Liudmilla em João Pessoa
Na imagem, a cantora Ludmilla em João Pessoa

A cantora Ludmilla causou repercussão nas redes sociais ao recusar dar entrevista a uma repórter da TV TH+ Tambaú (afiliada do SBT), durante a gravação do DVD da cantora Raphaella Santos, realizada na orla de Tambaú, em João Pessoa, na noite desta quinta-feira (22). O evento reuniu uma grande multidão e contou com participações especiais de artistas nacionais.

Ao ser abordada pela equipe da emissora, Ludmilla foi direta ao justificar sua decisão e afirmou: “Respeito o seu trabalho, você vai me desculpar, mas eu não falo com emissora que defende racista.” A frase viralizou rapidamente e dividiu opiniões na internet, entre apoiadores da artista e internautas que criticaram a postura.
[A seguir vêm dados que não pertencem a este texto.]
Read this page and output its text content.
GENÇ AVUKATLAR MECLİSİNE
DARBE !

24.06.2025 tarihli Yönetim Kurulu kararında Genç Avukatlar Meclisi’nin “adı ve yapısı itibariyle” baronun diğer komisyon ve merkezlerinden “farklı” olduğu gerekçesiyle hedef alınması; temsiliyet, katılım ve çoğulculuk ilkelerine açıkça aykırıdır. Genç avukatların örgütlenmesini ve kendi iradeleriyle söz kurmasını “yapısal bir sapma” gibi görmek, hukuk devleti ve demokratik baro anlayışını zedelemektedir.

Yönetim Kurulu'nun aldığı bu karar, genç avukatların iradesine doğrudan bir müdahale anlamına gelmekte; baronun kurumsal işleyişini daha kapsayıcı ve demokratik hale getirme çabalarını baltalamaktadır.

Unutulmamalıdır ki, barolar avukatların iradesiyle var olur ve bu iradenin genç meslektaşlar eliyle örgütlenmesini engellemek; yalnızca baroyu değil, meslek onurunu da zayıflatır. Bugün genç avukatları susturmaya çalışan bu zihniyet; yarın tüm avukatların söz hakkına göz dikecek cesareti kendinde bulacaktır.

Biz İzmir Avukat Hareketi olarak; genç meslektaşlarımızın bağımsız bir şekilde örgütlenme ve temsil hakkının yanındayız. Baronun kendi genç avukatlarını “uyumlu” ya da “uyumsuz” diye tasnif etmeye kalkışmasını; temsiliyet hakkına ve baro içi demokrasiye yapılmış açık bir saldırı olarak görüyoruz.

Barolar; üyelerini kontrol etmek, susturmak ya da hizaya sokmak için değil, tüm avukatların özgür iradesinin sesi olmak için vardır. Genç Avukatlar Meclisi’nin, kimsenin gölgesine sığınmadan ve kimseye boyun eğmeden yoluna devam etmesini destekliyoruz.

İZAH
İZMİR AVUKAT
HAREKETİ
A declaração, no entanto, não surge do nada: ela está ligada a um conflito antigo envolvendo acusações de racismo e um processo judicial movido pela cantora contra um jornalista que integra a emissora.

 

Entenda o caso: processo por injúria racial e disputa pública

A relação entre Ludmilla e o apresentador Marcão do Povo é marcada por um caso que se arrasta há anos e tem como ponto central uma denúncia de injúria racial.

O que aconteceu em 2017

Em 2017, Marcão do Povo, à época na Record, se referiu à cantora de forma ofensiva ao vivo, usando expressão considerada racista, o que motivou Ludmilla a entrar com ação judicial.

Condenação e repercussões

Em 2023, o caso ganhou novo capítulo: o jornalista foi condenado por injúria racial, com determinação de indenização e aplicação de pena convertida em restritiva de direitos. Apesar disso, o processo seguiu cercado de controvérsias e recursos, com a defesa alegando interpretações jurídicas favoráveis ao apresentador em etapas posteriores.
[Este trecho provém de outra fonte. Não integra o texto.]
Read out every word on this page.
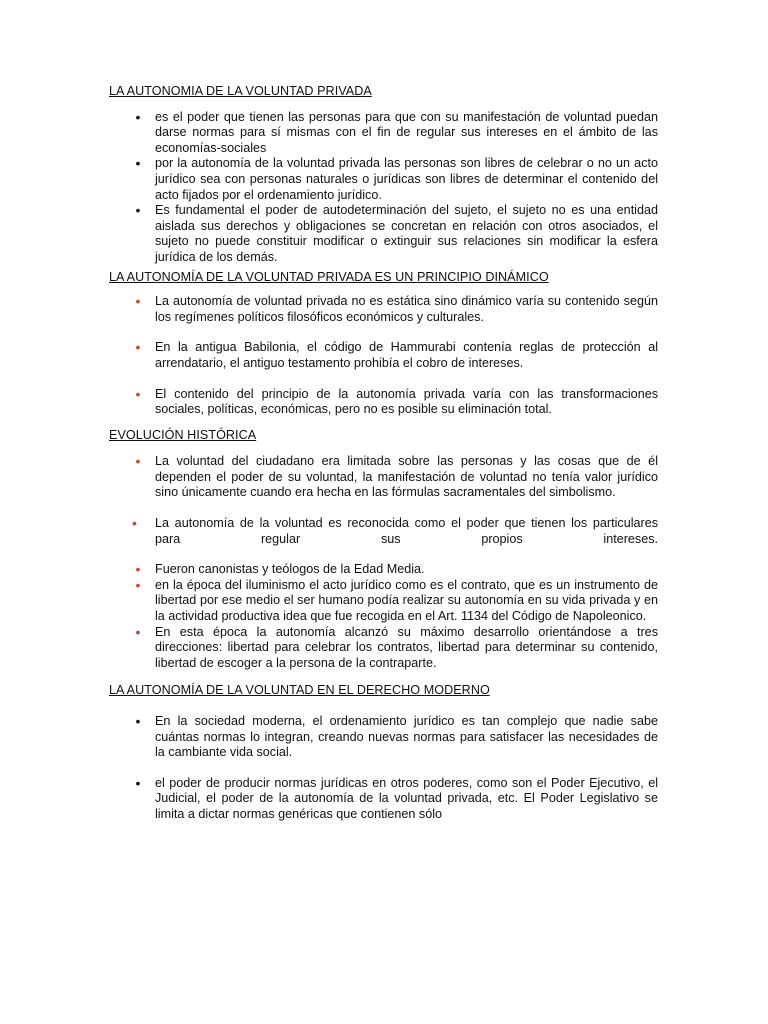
LA AUTONOMIA DE LA VOLUNTAD PRIVADA
•
es el poder que tienen las personas para que con su manifestación de voluntad puedan darse normas para sí mismas con el fin de regular sus intereses en el ámbito de las economías-sociales
•
por la autonomía de la voluntad privada las personas son libres de celebrar o no un acto jurídico sea con personas naturales o jurídicas son libres de determinar el contenido del acto fijados por el ordenamiento jurídico.
•
Es fundamental el poder de autodeterminación del sujeto, el sujeto no es una entidad aislada sus derechos y obligaciones se concretan en relación con otros asociados, el sujeto no puede constituir modificar o extinguir sus relaciones sin modificar la esfera jurídica de los demás.
LA AUTONOMÍA DE LA VOLUNTAD PRIVADA ES UN PRINCIPIO DINÁMICO
•
La autonomía de voluntad privada no es estática sino dinámico varía su contenido según los regímenes políticos filosóficos económicos y culturales.
•
En la antigua Babilonia, el código de Hammurabi contenía reglas de protección al arrendatario, el antiguo testamento prohibía el cobro de intereses.
•
El contenido del principio de la autonomía privada varía con las transformaciones sociales, políticas, económicas, pero no es posible su eliminación total.
EVOLUCIÓN HISTÓRICA
•
La voluntad del ciudadano era limitada sobre las personas y las cosas que de él dependen el poder de su voluntad, la manifestación de voluntad no tenía valor jurídico sino únicamente cuando era hecha en las fórmulas sacramentales del simbolismo.
•
La autonomía de la voluntad es reconocida como el poder que tienen los particulares para regular sus propios intereses.
•
Fueron canonistas y teólogos de la Edad Media.
•
en la época del iluminismo el acto jurídico como es el contrato, que es un instrumento de libertad por ese medio el ser humano podía realizar su autonomía en su vida privada y en la actividad productiva idea que fue recogida en el Art. 1134 del Código de Napoleonico.
•
En esta época la autonomía alcanzó su máximo desarrollo orientándose a tres direcciones: libertad para celebrar los contratos, libertad para determinar su contenido, libertad de escoger a la persona de la contraparte.
LA AUTONOMÍA DE LA VOLUNTAD EN EL DERECHO MODERNO
•
En la sociedad moderna, el ordenamiento jurídico es tan complejo que nadie sabe cuántas normas lo integran, creando nuevas normas para satisfacer las necesidades de la cambiante vida social.
•
el poder de producir normas jurídicas en otros poderes, como son el Poder Ejecutivo, el Judicial, el poder de la autonomía de la voluntad privada, etc. El Poder Legislativo se limita a dictar normas genéricas que contienen sólo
Recusa de homenagem e novo episódio em 2025

Em dezembro de 2025, Ludmilla voltou a se posicionar publicamente ao recusar uma homenagem do SBT, justamente por não compactuar com o fato de a emissora manter o profissional em seu quadro. Na época, ela declarou que não aceitaria reconhecimento de um canal que, segundo ela, “dá palco a pessoas coniventes com o racismo”.

O episódio também gerou forte debate nacional e provocou reações públicas, inclusive de entidades e órgãos ligados à pauta racial.

Reação nas redes e impacto no evento em João Pessoa

A fala de Ludmilla em João Pessoa, durante a gravação do DVD de Raphaella Santos, reacendeu a discussão. Internautas defenderam a cantora alegando que sua postura é coerente com o histórico de enfrentamento ao racismo e com a cobrança por posicionamento institucional das emissoras. Já críticos apontaram que a recusa teria sido “exagerada”, embora o vídeo mostre que Ludmilla se dirigiu à repórter com respeito, reforçando que não falaria com a emissora por motivo específico.

Apesar da polêmica, a apresentação ocorreu normalmente e foi um dos destaques da noite, marcada por estrutura montada na orla e grande presença de público no Busto de Tamandaré.

Debate sobre racismo e responsabilidade institucional

O caso expõe novamente um debate recorrente no Brasil: até que ponto empresas de comunicação podem ser responsabilizadas pela permanência de profissionais envolvidos em denúncias ou condenações por práticas discriminatórias.

Para Ludmilla, o posicionamento é claro: a artista sustenta que não pode normalizar espaços que, em sua avaliação, toleram discursos racistas — e prefere usar sua visibilidade para pressionar por mudanças.

A situação envolvendo a gravação em João Pessoa, portanto, vai além de um simples “não”: tornou-se mais um capítulo de uma disputa pública que envolve justiça, racismo e o papel das emissoras na sociedade.